In [1]:
from sentence_transformers import SentenceTransformer
import time
import numpy as np
import json

  from .autonotebook import tqdm as notebook_tqdm


In [2]:
with open('output/embeddings_all-MiniLM-L6-v2.json', 'r', encoding='utf-8') as f:
    data_minilm = json.load(f)

with open('output/embeddings_distilbert-base-nli-stsb-mean-tokens.json', 'r', encoding='utf-8') as f:
    data_distilbert = json.load(f)

In [3]:
# get the embeddings
e_minilm = np.array(data_minilm["embeddings"])
e_distilbert = np.array(data_distilbert["embeddings"])

print(f"e_minilm shape: {e_minilm.shape}")
print(f"distilbert shape: {e_distilbert.shape}")

e_minilm shape: (15, 384)
distilbert shape: (15, 768)


In [None]:
models = {
    "MiniLM": SentenceTransformer('all-MiniLM-L6-v2'),
    "DistilBERT": SentenceTransformer('distilbert-base-nli-stsb-mean-tokens')
}

sample = ["This is a sample sentence."] * 1000

for name, model in models.items():
    start_time = time.time()
    embeddings = model.encode(sample, show_progress_bar=True)
    elapsed_time = time.time() - start_time
    print(f"{name} took {elapsed_time:.4f} seconds to generate embeddings.")


Batches: 100%|██████████| 32/32 [00:09<00:00,  3.52it/s]


MiniLM took 9.1424 seconds to generate embeddings.


Batches: 100%|██████████| 32/32 [00:09<00:00,  3.44it/s]

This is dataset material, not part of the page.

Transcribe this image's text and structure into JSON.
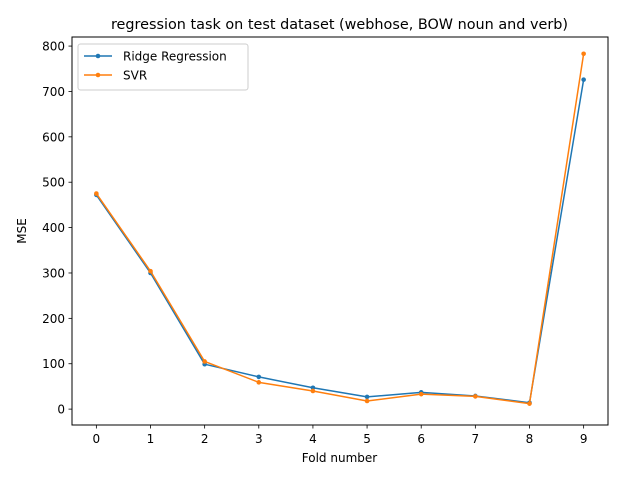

DistilBERT took 9.3550 seconds to generate embeddings.





In [5]:
minilm_memory = e_minilm.nbytes / 1e6  # convert to MB
distilbert_memory = e_distilbert.nbytes / 1e6 

print(f"MiniLM Embedding Memory Usage: {minilm_memory:.2f} MB")
print(f"DistilBERT Embedding Memory Usage: {distilbert_memory:.2f} MB")

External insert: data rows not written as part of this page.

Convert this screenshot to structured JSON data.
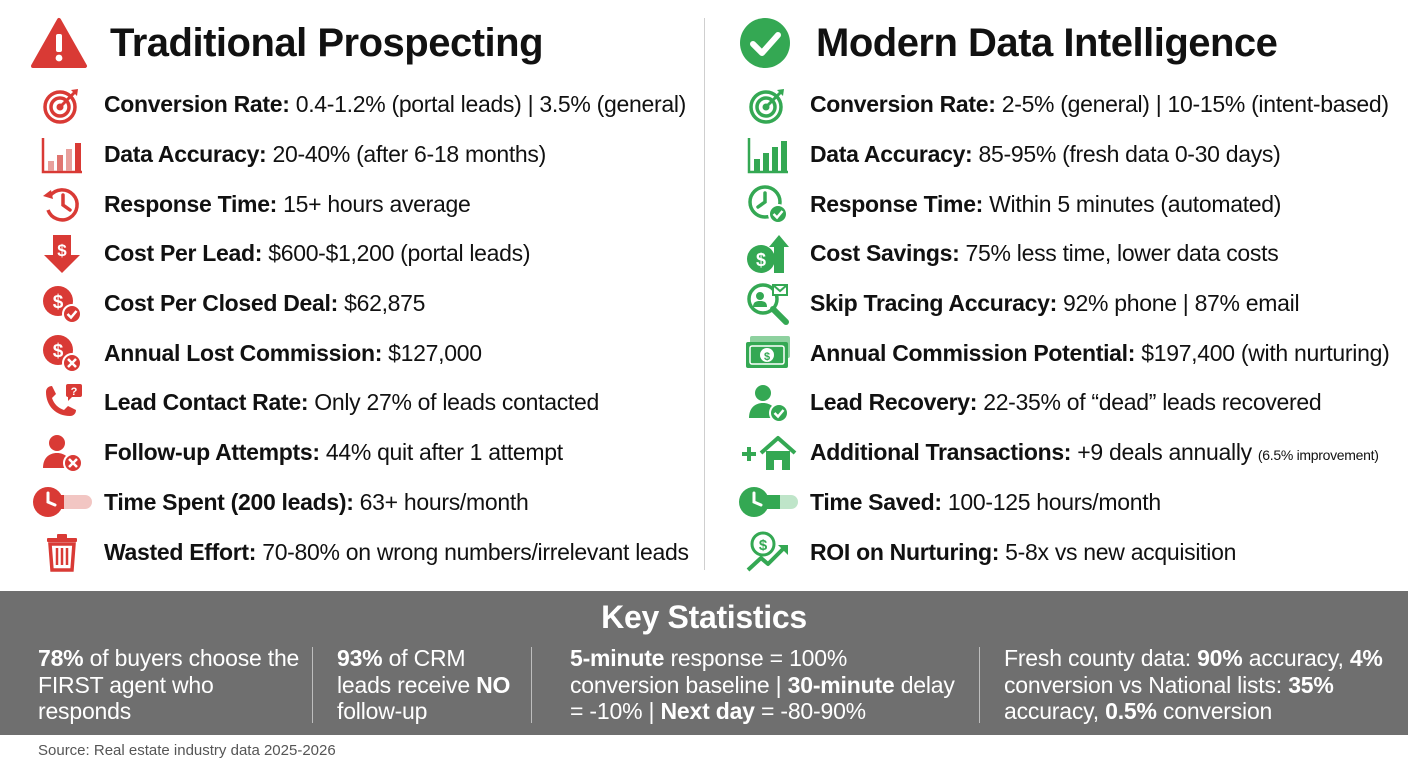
{
  "colors": {
    "accent_red": "#d93a35",
    "accent_green": "#34a853",
    "stats_bg": "#6f6f6f"
  },
  "traditional": {
    "title": "Traditional Prospecting",
    "header_icon": "warning-icon",
    "items": [
      {
        "icon": "target-icon",
        "label": "Conversion Rate:",
        "value": " 0.4-1.2% (portal leads) | 3.5% (general)"
      },
      {
        "icon": "bar-chart-icon",
        "label": "Data Accuracy:",
        "value": " 20-40% (after 6-18 months)"
      },
      {
        "icon": "history-clock-icon",
        "label": "Response Time:",
        "value": " 15+ hours average"
      },
      {
        "icon": "dollar-down-icon",
        "label": "Cost Per Lead:",
        "value": " $600-$1,200 (portal leads)"
      },
      {
        "icon": "dollar-check-icon",
        "label": "Cost Per Closed Deal:",
        "value": " $62,875"
      },
      {
        "icon": "dollar-x-icon",
        "label": "Annual Lost Commission:",
        "value": " $127,000"
      },
      {
        "icon": "phone-question-icon",
        "label": "Lead Contact Rate:",
        "value": " Only 27% of leads contacted"
      },
      {
        "icon": "person-x-icon",
        "label": "Follow-up Attempts:",
        "value": " 44% quit after 1 attempt"
      },
      {
        "icon": "timer-icon",
        "label": "Time Spent (200 leads):",
        "value": " 63+ hours/month"
      },
      {
        "icon": "trash-icon",
        "label": "Wasted Effort:",
        "value": " 70-80% on wrong numbers/irrelevant leads"
      }
    ]
  },
  "modern": {
    "title": "Modern Data Intelligence",
    "header_icon": "check-circle-icon",
    "items": [
      {
        "icon": "target-icon",
        "label": "Conversion Rate:",
        "value": " 2-5% (general) | 10-15% (intent-based)",
        "note": ""
      },
      {
        "icon": "bar-chart-icon",
        "label": "Data Accuracy:",
        "value": " 85-95% (fresh data 0-30 days)",
        "note": ""
      },
      {
        "icon": "clock-check-icon",
        "label": "Response Time:",
        "value": " Within 5 minutes (automated)",
        "note": ""
      },
      {
        "icon": "dollar-up-icon",
        "label": "Cost Savings:",
        "value": " 75% less time, lower data costs",
        "note": ""
      },
      {
        "icon": "magnify-contact-icon",
        "label": "Skip Tracing Accuracy:",
        "value": " 92% phone | 87% email",
        "note": ""
      },
      {
        "icon": "money-stack-icon",
        "label": "Annual Commission Potential:",
        "value": " $197,400 (with nurturing)",
        "note": ""
      },
      {
        "icon": "person-check-icon",
        "label": "Lead Recovery:",
        "value": " 22-35% of “dead” leads recovered",
        "note": ""
      },
      {
        "icon": "plus-house-icon",
        "label": "Additional Transactions:",
        "value": " +9 deals annually ",
        "note": "(6.5% improvement)"
      },
      {
        "icon": "timer-icon",
        "label": "Time Saved:",
        "value": " 100-125 hours/month",
        "note": ""
      },
      {
        "icon": "dollar-growth-icon",
        "label": "ROI on Nurturing:",
        "value": " 5-8x vs new acquisition",
        "note": ""
      }
    ]
  },
  "stats": {
    "title": "Key Statistics",
    "s1": {
      "b1": "78%",
      "t1": " of buyers choose the FIRST agent who responds"
    },
    "s2": {
      "b1": "93%",
      "t1": " of CRM leads receive ",
      "b2": "NO",
      "t2": " follow-up"
    },
    "s3": {
      "b1": "5-minute",
      "t1": " response = 100% conversion baseline | ",
      "b2": "30-minute",
      "t2": " delay = -10% | ",
      "b3": "Next day",
      "t3": " = -80-90%"
    },
    "s4": {
      "t0": "Fresh county data: ",
      "b1": "90%",
      "t1": " accuracy, ",
      "b2": "4%",
      "t2": " conversion vs National lists: ",
      "b3": "35%",
      "t3": " accuracy, ",
      "b4": "0.5%",
      "t4": " conversion"
    }
  },
  "source": "Source: Real estate industry data 2025-2026"
}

MiniLM Embedding Memory Usage: 0.05 MB
DistilBERT Embedding Memory Usage: 0.09 MB


Summary:
1. DistilBERT embeddings are larger (768) compared to MiniLM (384)
2. MiniLM is faster due to smaller dimensionality
3. MiniLM embeddings consume less memory, making them more suitable for larger datasets.